C’est une réforme inopportune également car elle se fonde sur un sophisme qui affirme que la prison crée la récidive alors que bon nombre de criminologues, et vous le savez, pensent et disent exactement l’inverse.

C’est une réforme inopportune encore car elle se limite en fait à prendre le contre-pied de ce qui a été fait ces dernières années pour lutter contre la récidive avec, notamment, l’instauration des peines planchers qui, dans de nombreux cas, ont fait la démonstration de leur utilité.

C’est une réforme inopportune, car elle prétend restaurer le principe de l’individualisation de la peine introduit depuis très longtemps dans notre droit pénal, et qui n’a jamais été remis en cause par les législations les plus récentes.

C’est une réforme dangereuse car elle adresse un très mauvais signal aux délinquants, notamment récidivistes, qui ne vont pas manquer de sentir souffler le vent de l’impunité puisqu’ils vont bien comprendre que l’emprisonnement va devenir l’exception.

C’est une réforme dangereuse car elle n’est pas accompagnée des moyens nécessaires à sa mise en oeuvre.
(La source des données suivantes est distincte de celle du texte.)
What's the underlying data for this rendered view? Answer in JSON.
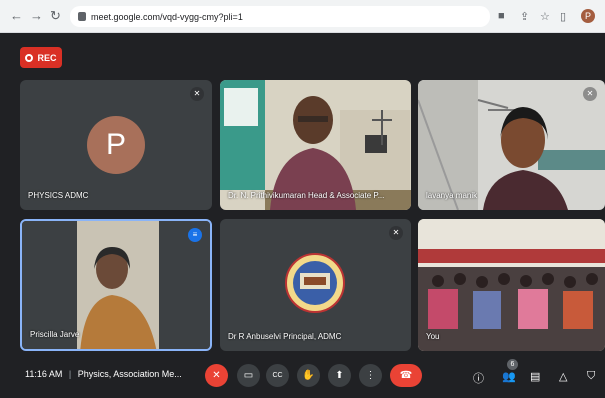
{
  "browser": {
    "url": "meet.google.com/vqd-vygg-cmy?pli=1",
    "profile_initial": "P"
  },
  "meeting": {
    "rec_label": "REC",
    "time": "11:16 AM",
    "separator": "|",
    "title": "Physics, Association Me...",
    "people_count": "6"
  },
  "participants": [
    {
      "name": "PHYSICS ADMC",
      "avatar": "P"
    },
    {
      "name": "Dr. N. Prithivikumaran Head & Associate P..."
    },
    {
      "name": "lavanya manik"
    },
    {
      "name": "Priscilla Jarve"
    },
    {
      "name": "Dr R Anbuselvi Principal, ADMC"
    },
    {
      "name": "You"
    }
  ],
  "colors": {
    "background": "#202124",
    "tile": "#3c4043",
    "rec": "#d93025",
    "end_call": "#ea4335",
    "mic_off": "#ea4335",
    "active_speaker": "#8ab4f8"
  },
  "icons": {
    "tile_mic": "mic-off-icon",
    "speaking": "speaking-icon",
    "controls": [
      "mic-off-icon",
      "camera-icon",
      "captions-icon",
      "raise-hand-icon",
      "present-icon",
      "more-options-icon",
      "end-call-icon"
    ],
    "right_controls": [
      "info-icon",
      "people-icon",
      "chat-icon",
      "activities-icon",
      "host-controls-icon"
    ]
  }
}
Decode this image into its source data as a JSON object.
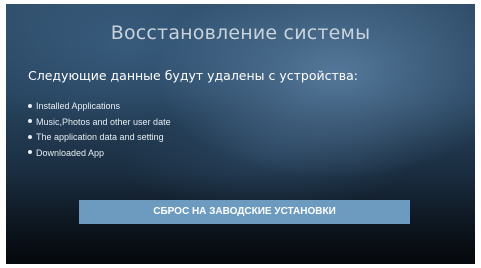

Vous êtes dans le déni de réalité car il sera difficile, et vous le savez, d’assurer le suivi des condamnés à une contrainte pénale, surtout depuis l’extension de son champ d’application, faute de moyens humains et matériels. En fait, si vous aviez été un tant soit peu logique, vous auriez dû d’abord faire la réforme de la probation et ensuite seulement la réforme pénale.

C’est une réforme dangereuse car elle révèle une conception néfaste de la règle de droit, qui n’intervient plus maintenant que pour légitimer une situation de fait alors que la vraie finalité de la norme juridique, notamment en matière pénale, est d’anticiper et de prévenir des comportements contraires à l’ordre public. Avec ce projet de loi, c’est une nouvelle fuite en avant qui nous est proposée.

C’est une réforme dangereuse car elle va encore creuser le fossé entre la loi et une opinion publique excédée dans sa vie quotidienne par des actes délictueux qui ne sont souvent assortis d’aucune sanction réelle.

En réalité, madame la ministre, les seuls oubliés de votre projet de loi sont une fois de plus les victimes.

La première mission de l’État est d’assurer la sécurité de tous, et notamment des plus faibles et donc des plus exposés et des plus vulnérables. En assurant cette sécurité, l’État garantit la liberté individuelle, et il est important de rappeler qu’une société démocratique repose sur cet équilibre entre la sécurité et la liberté.

Fondé sur une idéologie laxiste dont votre gouvernement et la majorité sont coutumiers, ce texte va à l’encontre de la recherche de cet équilibre entre la sécurité et la liberté. C’est pour cette raison fondamentale que cette réforme est insuffisante et dangereuse. C’est pour cette raison que cette réforme, aussi éloignée des réalités que contraire à l’intérêt général, doit être rejetée.